After years of struggle, it appears victory is at hand.
OK, maybe a little too dramatic but it has been years and it has been something of a struggle.

To the point..
Ever since I bought and started using the Bootcamp CD from Tune-Up Systems (http://www.tuneupsystems.com/) I have wanted to make a basic drone CD. Over the years I've tried many solutions with varying degrees of success.
Now, thanks to some freeware on the web, I'm close to a viable tuning CD. (Boring for you, maybe, but satisfying for me).
Here are the links for the freeware..
Wavepad Audio Editor: http://www.nch.com.au/wavepad/
NCH Tone Generator: http://www.nch.com.au/tonegen/index.html

I think they've even updated this software over the stuff I've downloaded and am using. Since you can set the tone generator to any frequency, it only takes some patience (well, a lot of patience) and a pocket calculator.
2:1 octave
3:2 perfect fifth (or multiply the root frequency by 1.5)
5:4 major third (or multiply the root frequency by 1.25)
10:4 major tenth (root times 2.5)
I haven't done the minor chords yet but the following math should work.
6:5 minor third (root times 1.2)
12:5 minor tenth (root times 2.4)

Basically, I set up the frequencies I want, record them in wave pad and then mix them together (an option listed under "edit" in wavepad).
A few other comments:
I preferred triangle waves.
On major chords, I mixed the higher voices in at less then 100% so they wouldn't dominate.
In wavepad, I ultimately decided to include multiple octaves of one tone in a single file.
Also, save the files as .wav format, not .mp3. Much higher quality (sadly, much larger file sizes too).
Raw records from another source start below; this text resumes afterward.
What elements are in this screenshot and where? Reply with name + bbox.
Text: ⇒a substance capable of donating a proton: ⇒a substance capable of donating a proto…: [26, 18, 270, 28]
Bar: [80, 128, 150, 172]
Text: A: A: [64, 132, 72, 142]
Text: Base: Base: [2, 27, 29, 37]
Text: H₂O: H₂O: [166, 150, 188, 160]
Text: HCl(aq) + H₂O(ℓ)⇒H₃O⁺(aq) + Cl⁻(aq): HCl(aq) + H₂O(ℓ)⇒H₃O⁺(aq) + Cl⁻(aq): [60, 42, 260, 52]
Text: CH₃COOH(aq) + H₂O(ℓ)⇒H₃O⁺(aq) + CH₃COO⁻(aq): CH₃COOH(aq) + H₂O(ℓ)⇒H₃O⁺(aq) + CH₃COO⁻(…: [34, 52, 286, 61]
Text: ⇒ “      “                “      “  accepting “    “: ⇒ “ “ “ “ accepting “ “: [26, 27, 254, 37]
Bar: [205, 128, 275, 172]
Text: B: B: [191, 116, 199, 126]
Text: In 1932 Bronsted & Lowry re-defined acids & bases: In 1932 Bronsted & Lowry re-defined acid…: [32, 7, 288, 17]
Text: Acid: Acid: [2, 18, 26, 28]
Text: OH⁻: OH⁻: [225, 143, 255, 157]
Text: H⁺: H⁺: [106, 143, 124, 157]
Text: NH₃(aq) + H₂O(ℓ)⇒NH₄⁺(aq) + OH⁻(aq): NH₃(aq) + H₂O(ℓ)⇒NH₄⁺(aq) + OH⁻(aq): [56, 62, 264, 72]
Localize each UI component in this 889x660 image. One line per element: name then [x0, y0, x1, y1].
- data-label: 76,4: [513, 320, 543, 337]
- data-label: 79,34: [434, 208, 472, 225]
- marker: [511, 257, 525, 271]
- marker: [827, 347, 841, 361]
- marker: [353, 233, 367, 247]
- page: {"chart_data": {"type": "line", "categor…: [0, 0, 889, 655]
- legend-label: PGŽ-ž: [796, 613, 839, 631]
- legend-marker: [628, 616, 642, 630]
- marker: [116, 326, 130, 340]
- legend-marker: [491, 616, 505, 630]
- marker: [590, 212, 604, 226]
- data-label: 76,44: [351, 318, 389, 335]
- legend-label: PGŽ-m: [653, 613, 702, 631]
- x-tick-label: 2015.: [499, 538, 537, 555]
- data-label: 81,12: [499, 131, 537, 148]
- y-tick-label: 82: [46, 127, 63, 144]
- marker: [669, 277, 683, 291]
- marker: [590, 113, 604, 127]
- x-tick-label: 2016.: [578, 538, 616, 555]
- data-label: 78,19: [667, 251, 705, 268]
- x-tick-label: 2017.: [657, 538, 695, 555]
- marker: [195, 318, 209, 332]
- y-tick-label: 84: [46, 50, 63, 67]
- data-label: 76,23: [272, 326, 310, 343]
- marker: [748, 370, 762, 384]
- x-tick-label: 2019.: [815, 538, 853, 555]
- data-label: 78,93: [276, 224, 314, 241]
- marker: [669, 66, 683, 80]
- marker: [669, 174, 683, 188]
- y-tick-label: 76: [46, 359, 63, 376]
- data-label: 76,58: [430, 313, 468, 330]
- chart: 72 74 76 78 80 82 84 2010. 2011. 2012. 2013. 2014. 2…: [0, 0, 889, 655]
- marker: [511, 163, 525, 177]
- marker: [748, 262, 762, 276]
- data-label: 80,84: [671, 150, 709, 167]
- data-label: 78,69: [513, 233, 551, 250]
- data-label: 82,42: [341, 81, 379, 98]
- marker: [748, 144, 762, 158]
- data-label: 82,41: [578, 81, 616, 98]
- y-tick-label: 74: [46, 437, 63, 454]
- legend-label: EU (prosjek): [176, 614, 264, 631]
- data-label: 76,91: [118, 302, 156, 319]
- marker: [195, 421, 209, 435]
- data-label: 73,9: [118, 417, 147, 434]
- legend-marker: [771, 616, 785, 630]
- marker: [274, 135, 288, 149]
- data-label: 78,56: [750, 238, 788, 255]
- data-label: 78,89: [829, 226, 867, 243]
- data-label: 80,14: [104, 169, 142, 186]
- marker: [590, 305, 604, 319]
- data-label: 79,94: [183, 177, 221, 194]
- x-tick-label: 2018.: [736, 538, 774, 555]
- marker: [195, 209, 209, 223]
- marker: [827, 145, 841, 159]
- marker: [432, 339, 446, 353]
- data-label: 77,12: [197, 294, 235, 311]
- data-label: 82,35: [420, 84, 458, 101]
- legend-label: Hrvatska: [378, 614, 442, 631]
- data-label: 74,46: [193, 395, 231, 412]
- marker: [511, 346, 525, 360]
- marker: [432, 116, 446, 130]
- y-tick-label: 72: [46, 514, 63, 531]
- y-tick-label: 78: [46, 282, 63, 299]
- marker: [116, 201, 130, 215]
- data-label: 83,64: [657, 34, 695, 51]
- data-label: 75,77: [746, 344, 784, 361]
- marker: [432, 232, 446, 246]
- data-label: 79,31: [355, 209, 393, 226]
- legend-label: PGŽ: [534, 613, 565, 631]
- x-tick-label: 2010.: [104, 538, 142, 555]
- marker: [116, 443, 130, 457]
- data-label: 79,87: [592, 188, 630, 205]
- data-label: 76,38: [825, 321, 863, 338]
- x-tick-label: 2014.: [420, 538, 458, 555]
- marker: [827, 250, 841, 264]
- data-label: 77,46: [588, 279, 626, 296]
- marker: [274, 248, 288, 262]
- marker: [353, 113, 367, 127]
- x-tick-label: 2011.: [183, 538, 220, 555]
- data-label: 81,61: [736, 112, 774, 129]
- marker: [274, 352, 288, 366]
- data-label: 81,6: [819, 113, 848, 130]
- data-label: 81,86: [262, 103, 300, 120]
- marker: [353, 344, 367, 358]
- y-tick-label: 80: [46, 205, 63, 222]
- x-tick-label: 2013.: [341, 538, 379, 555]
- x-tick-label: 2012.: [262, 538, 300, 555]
The end result: something to play along with to ensure you are in tune. In other words, tuning with the ears, not the eyes. A little thing, maybe, but worth it's weight in gold. Here's a brief ten-second example of a major chord:

Soon, I'll at least have a CD for my students to practice with. I'm still not sure what else to do with this project. The files are too large to post on the web. Commercial product? Free zip files?

I do think this is a valuable tool everyone should be using.